As offerings have grown in size and number, the market has built a solid investor base as well. Offerings from SoFi in particular have proven appealing to institutional investors, including large insurance companies like Zurich Insurance Group Ltd. and Chubb Ltd., as well as asset managers like Jeffrey Gundlach’s DoubleLine Capital that have been active buyers of personal and student loan-backed ABS. We view this as a positive indicator for future growth since these investors have likely conducted a significant amount of due diligence on the platforms and their offerings, making them more likely to purchase new securities in the future. SoFi has served as a prime example of how steady issuance appeals to large investors looking for on-the-run offerings for valuation and liquidity purposes. As investor interest has increased, rating agencies have taken note of the space, with S&P Global Ratings, Moody’s, Fitch Ratings, Kroll Bond Rating Agency and DBRS all rating issues backed by loans from digital lenders.
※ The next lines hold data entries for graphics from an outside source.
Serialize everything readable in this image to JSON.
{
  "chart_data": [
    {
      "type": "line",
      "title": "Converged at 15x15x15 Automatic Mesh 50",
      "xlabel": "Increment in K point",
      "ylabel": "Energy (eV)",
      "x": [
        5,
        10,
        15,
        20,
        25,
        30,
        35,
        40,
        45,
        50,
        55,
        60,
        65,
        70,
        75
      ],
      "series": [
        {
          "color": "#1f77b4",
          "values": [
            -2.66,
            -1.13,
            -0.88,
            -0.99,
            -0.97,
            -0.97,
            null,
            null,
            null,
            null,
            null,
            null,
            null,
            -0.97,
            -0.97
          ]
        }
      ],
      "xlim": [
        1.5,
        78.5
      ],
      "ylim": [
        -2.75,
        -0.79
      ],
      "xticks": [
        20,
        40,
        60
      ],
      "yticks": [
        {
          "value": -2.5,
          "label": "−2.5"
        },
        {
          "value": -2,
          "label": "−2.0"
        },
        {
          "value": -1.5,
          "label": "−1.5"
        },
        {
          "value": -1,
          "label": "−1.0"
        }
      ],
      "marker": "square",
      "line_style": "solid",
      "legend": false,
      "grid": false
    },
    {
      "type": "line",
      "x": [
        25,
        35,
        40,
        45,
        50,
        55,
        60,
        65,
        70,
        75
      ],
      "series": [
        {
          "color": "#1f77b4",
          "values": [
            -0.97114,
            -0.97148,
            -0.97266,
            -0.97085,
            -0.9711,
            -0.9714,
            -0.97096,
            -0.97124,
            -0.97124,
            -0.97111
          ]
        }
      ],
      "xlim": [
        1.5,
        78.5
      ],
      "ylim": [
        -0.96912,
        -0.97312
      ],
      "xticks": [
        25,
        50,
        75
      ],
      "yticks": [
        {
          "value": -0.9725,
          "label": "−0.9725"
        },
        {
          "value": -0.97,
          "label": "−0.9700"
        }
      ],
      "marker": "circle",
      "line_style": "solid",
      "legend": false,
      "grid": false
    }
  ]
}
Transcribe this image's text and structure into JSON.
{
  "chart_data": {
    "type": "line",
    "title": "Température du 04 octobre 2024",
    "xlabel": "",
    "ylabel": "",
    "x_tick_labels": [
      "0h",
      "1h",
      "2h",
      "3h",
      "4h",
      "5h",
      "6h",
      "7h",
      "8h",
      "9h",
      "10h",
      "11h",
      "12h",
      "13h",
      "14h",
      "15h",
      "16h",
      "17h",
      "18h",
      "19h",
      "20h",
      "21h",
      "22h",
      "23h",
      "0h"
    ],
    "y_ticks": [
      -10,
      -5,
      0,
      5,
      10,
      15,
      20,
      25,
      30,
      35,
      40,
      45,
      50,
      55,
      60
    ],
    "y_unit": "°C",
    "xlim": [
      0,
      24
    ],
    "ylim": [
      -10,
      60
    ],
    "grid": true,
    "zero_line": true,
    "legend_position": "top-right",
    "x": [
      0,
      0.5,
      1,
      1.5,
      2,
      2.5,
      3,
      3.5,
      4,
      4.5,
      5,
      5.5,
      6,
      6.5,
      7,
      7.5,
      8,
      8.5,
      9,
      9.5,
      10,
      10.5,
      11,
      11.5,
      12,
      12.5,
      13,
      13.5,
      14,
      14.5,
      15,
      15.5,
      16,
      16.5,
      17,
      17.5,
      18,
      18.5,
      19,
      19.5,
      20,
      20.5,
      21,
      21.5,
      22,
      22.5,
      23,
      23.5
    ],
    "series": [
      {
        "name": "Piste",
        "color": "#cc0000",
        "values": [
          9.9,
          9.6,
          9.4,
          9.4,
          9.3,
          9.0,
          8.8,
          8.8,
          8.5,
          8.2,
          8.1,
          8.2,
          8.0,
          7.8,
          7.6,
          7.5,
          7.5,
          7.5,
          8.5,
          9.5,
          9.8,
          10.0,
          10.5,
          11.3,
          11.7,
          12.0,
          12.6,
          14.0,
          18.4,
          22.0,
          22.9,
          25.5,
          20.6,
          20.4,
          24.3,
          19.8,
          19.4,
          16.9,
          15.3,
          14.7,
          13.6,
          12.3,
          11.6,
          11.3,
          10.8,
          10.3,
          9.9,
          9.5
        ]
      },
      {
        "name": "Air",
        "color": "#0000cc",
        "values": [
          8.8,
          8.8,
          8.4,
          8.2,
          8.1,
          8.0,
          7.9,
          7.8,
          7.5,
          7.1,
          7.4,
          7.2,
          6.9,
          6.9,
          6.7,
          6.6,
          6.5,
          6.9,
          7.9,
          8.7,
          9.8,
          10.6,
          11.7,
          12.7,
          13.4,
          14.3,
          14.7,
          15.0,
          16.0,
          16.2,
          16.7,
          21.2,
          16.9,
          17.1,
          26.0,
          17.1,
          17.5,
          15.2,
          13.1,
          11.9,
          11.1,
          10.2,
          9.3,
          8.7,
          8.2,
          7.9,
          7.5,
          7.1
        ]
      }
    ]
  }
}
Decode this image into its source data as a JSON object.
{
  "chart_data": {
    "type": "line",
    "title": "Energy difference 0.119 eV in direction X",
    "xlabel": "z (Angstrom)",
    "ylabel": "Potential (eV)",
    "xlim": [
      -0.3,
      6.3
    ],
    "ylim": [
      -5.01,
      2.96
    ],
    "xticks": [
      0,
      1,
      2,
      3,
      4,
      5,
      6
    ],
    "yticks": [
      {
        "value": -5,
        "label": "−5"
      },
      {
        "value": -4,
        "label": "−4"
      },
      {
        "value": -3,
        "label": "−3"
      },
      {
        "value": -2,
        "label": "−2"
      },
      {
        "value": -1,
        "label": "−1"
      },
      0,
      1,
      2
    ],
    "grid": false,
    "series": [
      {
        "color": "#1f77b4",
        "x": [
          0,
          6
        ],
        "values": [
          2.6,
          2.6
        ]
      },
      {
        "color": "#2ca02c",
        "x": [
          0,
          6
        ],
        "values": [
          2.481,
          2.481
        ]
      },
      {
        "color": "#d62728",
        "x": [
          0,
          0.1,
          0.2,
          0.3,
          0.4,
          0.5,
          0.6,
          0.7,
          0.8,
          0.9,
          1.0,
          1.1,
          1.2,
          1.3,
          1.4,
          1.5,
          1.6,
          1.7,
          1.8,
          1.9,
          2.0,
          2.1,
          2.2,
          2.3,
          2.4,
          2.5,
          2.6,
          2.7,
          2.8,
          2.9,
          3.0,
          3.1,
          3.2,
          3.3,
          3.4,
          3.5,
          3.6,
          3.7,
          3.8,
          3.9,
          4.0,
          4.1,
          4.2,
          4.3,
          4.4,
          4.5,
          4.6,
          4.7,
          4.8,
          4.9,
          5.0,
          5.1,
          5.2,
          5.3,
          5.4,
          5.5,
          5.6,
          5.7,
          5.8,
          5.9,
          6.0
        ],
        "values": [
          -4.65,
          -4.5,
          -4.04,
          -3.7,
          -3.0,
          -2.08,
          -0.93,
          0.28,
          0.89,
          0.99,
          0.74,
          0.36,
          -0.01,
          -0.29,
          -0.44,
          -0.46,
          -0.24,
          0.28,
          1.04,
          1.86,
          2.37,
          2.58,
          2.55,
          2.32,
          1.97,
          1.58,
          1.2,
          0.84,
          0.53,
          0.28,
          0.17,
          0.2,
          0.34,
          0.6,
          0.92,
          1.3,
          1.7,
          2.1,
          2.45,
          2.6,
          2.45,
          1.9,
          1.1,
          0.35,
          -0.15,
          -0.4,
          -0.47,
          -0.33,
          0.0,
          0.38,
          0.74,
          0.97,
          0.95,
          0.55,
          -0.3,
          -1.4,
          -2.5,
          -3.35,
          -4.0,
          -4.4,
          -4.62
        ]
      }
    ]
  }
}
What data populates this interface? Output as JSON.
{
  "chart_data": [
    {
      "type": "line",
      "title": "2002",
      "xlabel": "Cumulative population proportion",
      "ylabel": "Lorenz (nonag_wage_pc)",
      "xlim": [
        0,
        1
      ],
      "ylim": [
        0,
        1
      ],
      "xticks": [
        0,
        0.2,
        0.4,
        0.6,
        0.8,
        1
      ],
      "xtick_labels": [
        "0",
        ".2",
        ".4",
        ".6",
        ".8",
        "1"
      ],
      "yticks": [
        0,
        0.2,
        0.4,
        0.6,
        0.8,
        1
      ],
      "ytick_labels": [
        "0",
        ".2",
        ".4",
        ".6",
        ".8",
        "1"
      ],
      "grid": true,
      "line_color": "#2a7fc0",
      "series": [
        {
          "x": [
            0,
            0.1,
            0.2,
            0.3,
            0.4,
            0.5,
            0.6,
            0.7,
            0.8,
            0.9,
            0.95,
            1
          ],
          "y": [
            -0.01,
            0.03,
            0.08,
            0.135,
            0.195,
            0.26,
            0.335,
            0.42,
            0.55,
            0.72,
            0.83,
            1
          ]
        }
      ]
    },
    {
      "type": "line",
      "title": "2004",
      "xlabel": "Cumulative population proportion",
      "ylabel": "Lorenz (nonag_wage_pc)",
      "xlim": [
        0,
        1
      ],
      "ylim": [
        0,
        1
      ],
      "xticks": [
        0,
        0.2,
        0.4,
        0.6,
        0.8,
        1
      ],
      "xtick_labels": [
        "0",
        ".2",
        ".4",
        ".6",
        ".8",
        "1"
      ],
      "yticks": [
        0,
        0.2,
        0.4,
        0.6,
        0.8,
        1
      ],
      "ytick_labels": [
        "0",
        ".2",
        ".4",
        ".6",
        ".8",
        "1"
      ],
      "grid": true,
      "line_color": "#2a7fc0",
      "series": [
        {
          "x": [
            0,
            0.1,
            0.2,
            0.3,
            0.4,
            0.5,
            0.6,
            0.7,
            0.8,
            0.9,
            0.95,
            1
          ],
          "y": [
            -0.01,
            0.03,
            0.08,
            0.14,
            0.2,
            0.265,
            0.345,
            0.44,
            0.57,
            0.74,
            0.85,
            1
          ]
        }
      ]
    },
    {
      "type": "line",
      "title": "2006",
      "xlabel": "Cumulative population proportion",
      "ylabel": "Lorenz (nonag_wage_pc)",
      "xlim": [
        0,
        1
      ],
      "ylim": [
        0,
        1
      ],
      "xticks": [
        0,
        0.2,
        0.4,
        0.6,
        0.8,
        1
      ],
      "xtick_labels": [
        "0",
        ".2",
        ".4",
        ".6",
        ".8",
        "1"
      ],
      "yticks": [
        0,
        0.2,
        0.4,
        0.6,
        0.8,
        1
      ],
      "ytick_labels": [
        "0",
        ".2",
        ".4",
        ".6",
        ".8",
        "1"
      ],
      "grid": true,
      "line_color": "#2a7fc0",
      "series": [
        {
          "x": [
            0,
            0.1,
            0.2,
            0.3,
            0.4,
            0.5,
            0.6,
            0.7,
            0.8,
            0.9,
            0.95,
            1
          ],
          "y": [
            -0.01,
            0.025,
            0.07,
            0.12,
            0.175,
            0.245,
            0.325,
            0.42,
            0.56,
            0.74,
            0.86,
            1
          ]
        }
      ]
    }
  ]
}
While it appears that 2017 will see smooth sailing, the market could face potential headwinds. A credit event, such as a large default affecting a seasoned ABS issuance, or a ratings downgrade could push investors to the sidelines. As interest rates rise, investors may also demand higher yields, making new offerings economically unappealing to originators. While the majority of ABS have performed within the limits established at the time of the offering, it remains to be seen how loans in the industry perform in an adverse economic environment. In the event of a market downturn, we would likely see the disappearance of marketplace loan-backed offerings as third-party purchasers exit the space. Direct and hybrid lenders would still need capital to continue operations, and yield spreads would widen on new offerings.